Skull made sure all of his optics remained deep in the shade of the interior of his own shed, to eliminate any chance of a reflection. Then he waited and watched.

He couldn’t simply engage and kill them now. He had no way of knowing whether Markis was going to depart in hours or days. Someone would be checking on the kill team, by radio or perhaps physically. There might be a backup kill team in case this one was discovered. He had to do it right before, or during, the takeoff.

On the other hand he didn’t see any sign of the Swiss security forces; this indicated that the Chairman wasn’t departing right away. They wouldn’t waste man-hours staking the ground out days in advance.

Speak of the devil. Several marked paramilitary police cars and trucks drove into view, exiting off of the main road and deploying into the surrounding area. The Swiss spread out, sending a vehicle to each of the three widely separated structures and others taking positions at the intersections of the farm and access roads to control traffic.

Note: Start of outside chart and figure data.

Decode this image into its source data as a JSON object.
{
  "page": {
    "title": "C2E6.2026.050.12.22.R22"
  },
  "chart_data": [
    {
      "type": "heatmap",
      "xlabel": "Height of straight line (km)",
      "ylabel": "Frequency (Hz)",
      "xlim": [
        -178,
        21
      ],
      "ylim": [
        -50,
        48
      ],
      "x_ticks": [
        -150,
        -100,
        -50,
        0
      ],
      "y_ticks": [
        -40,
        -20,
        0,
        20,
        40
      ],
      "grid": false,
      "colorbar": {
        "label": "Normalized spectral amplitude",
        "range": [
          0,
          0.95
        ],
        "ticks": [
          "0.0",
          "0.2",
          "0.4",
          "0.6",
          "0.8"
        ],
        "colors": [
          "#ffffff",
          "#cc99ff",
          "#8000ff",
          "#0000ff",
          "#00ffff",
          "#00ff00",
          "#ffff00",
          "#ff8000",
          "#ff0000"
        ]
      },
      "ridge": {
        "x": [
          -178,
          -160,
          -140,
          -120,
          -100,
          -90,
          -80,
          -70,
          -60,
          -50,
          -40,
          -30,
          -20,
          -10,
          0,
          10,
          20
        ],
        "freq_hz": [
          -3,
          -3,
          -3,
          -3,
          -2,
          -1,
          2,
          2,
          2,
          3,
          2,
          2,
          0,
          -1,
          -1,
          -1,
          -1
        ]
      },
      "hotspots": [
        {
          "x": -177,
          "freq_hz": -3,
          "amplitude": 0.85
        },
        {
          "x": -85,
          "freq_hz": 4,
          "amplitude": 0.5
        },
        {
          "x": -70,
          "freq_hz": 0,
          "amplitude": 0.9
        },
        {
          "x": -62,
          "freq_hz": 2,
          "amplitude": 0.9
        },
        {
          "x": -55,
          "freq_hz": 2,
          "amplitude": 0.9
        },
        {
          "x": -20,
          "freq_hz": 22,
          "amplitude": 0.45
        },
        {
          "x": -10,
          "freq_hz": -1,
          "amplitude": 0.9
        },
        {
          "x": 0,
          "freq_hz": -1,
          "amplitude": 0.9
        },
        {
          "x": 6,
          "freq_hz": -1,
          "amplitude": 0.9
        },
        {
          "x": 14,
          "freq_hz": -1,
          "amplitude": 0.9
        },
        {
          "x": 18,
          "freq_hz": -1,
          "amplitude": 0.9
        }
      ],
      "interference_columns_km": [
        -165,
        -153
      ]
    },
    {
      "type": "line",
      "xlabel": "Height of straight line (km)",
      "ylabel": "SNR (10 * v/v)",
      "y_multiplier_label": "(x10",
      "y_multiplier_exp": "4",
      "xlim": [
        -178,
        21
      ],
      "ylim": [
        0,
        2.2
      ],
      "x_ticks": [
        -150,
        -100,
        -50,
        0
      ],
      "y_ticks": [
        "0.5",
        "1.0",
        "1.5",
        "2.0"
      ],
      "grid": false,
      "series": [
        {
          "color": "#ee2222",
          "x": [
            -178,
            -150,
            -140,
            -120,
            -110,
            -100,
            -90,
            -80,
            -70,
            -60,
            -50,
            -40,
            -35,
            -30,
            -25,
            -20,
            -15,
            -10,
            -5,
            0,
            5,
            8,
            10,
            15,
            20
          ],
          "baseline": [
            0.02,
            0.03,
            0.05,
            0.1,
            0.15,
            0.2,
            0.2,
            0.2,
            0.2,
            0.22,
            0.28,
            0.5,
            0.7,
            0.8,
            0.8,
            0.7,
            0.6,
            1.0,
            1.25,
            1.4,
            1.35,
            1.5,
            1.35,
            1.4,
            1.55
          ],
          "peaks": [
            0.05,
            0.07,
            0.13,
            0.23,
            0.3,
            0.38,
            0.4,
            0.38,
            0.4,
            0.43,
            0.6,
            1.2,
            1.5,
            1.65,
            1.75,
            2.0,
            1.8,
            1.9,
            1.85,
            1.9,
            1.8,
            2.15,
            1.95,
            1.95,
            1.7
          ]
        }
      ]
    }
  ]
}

The kill team members scurried inside the shed as soon as they noticed the security forces. Skull wondered how they were going to put off the Swiss team assigned to the construction yard. It was going to be an interesting exercise in timing; the kill team had to hide, then either fool or neutralize the Swiss, buying themselves a minute or two before the other Swiss forces reacted as they exposed themselves in the open next to the metal-roofed shed to place themselves in position for the missile shot.